Ingredients:
- 1 lb large shrimp, peeled and deveined
- 1/2 tsp kosher salt
- 1/4 tsp cracked black pepper
- 3 tbsp unsalted butter
- 1 tbsp olive oil
- 4 cloves garlic, minced
- 1 tbsp fresh lemon juice
- 1 tbsp fresh parsley, finely chopped
- 1/4 tsp red pepper flakes
Instructions:
- Pat the shrimp completely dry using paper towels and season evenly with salt and pepper. Note: Any water left on the shrimp will cause them to steam instead of sear.
- Heat olive oil in a heavy skillet over medium high heat until it begins to shimmer and smoke.
- Place shrimp in a single layer; sear undisturbed for 1-2 minutes until mahogany colored, flip, and sear for another 1 minute.
- Remove shrimp from the pan and set aside on a plate.

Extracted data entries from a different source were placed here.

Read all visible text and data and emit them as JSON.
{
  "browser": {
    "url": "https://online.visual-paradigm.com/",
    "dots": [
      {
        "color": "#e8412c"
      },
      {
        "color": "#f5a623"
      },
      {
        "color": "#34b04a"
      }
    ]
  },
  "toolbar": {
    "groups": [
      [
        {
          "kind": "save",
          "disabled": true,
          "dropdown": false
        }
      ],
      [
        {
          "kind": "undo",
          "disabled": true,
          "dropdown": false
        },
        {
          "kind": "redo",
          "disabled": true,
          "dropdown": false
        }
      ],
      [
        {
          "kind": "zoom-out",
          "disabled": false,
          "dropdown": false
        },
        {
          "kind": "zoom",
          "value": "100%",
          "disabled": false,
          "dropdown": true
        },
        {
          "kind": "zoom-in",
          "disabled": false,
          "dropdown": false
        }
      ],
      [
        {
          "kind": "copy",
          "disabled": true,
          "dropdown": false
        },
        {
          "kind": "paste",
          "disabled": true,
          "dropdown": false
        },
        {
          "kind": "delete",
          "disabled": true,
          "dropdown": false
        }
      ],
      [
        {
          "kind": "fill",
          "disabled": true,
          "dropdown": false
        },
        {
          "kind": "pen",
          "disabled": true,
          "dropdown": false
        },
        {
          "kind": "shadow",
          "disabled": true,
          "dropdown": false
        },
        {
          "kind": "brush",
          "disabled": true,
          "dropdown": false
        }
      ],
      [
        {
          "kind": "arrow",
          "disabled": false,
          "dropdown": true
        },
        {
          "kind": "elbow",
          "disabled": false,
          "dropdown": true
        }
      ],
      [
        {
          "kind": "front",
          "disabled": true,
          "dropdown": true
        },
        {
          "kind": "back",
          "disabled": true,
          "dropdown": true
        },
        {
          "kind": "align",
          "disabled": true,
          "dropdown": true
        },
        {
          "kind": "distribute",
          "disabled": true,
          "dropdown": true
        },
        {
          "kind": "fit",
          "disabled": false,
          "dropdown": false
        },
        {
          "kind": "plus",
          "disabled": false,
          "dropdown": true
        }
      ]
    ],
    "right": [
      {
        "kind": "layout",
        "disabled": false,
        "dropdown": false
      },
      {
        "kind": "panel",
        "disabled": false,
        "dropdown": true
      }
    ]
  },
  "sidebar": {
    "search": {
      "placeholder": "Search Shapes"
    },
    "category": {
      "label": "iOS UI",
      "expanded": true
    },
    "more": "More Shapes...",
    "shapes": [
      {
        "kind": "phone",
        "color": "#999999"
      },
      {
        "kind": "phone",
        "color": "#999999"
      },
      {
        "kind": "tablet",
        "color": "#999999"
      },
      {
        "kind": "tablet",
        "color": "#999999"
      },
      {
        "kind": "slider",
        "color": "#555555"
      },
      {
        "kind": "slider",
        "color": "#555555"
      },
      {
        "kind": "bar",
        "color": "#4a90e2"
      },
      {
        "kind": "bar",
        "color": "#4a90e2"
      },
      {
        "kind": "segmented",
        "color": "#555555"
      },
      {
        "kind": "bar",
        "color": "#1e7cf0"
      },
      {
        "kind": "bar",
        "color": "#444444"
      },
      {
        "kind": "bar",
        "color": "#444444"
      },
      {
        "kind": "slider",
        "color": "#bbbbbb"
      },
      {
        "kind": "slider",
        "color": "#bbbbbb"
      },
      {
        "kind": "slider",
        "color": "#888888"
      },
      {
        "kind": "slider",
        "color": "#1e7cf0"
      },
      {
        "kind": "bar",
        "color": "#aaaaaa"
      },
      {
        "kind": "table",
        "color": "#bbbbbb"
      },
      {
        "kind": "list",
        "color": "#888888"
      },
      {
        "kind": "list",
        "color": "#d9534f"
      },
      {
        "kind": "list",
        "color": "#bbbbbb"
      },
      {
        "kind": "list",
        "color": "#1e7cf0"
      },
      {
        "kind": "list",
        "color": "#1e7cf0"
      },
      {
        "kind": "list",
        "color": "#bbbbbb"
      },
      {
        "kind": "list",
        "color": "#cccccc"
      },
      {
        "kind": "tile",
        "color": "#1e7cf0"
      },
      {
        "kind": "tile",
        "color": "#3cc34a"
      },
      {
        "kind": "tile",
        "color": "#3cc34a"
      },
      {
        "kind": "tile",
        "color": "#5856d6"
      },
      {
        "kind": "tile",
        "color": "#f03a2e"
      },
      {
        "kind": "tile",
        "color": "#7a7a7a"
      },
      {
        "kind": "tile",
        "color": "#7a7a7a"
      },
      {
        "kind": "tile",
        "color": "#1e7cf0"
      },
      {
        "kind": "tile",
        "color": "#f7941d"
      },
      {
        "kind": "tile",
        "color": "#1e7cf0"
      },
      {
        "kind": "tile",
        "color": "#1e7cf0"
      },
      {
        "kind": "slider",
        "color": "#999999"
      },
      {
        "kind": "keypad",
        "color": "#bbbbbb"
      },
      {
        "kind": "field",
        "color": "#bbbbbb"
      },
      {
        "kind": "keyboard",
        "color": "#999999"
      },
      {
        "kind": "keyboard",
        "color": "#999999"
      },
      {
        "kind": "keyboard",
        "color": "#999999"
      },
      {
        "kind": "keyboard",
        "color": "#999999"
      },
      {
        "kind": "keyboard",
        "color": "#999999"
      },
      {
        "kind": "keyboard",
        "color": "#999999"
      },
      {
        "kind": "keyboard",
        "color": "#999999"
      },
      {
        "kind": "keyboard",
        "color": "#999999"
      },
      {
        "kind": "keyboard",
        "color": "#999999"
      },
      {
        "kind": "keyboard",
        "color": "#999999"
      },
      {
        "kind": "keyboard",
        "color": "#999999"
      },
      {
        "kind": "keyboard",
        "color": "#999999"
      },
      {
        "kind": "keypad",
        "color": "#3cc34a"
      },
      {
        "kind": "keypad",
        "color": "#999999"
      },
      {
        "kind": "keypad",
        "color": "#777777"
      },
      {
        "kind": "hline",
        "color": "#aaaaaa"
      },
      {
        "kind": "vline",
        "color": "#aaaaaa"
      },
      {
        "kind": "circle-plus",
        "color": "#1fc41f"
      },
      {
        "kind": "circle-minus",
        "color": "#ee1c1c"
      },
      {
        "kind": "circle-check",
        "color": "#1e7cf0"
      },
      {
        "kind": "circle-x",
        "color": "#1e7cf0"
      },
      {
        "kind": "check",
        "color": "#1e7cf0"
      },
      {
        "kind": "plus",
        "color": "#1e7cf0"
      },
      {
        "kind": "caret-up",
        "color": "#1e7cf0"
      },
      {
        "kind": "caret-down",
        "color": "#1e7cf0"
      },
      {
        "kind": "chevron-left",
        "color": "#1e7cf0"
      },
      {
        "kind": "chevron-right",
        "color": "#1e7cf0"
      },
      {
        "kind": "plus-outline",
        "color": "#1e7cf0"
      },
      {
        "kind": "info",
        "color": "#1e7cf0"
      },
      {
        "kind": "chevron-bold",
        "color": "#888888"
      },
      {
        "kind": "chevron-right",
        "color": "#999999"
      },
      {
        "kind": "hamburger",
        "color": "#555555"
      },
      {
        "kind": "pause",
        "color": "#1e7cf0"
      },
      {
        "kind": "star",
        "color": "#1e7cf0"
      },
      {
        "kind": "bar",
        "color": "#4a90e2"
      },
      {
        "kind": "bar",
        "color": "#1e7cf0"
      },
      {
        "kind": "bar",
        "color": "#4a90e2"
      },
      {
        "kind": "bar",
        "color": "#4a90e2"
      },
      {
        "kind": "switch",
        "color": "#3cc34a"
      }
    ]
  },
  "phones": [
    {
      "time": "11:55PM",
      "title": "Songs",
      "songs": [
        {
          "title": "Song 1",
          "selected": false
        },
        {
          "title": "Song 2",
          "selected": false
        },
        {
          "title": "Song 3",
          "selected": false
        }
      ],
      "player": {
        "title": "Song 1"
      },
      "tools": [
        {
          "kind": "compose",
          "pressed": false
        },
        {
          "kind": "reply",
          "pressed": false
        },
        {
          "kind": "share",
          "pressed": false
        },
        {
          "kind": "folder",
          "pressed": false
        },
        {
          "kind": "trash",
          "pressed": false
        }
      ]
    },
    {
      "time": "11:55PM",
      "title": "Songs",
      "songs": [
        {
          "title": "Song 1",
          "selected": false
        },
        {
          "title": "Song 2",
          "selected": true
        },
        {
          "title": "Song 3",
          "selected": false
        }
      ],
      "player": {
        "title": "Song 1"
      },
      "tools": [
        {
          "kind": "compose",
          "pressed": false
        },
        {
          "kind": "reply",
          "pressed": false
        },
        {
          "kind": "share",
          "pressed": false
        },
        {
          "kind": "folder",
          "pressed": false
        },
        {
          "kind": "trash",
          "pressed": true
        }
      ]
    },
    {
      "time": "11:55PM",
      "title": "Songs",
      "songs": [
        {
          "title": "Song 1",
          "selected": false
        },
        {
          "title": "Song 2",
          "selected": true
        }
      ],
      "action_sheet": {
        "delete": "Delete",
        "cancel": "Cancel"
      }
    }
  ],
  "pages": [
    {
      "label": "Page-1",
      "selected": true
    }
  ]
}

Note: This prevents the shrimp from overcooking while you make the sauce.
- Reduce heat to medium and add butter to the pan.
- Once melted and bubbling, stir in minced garlic and red pepper flakes, sautéing for 30-60 seconds until fragrant but not brown.
- Stir in lemon juice to deglaze the pan. Note: Scrape the bottom of the pan to get those flavor bits.
- Toss the shrimp back in for 30 seconds to coat them in the sauce.
- Garnish with fresh parsley and serve immediately.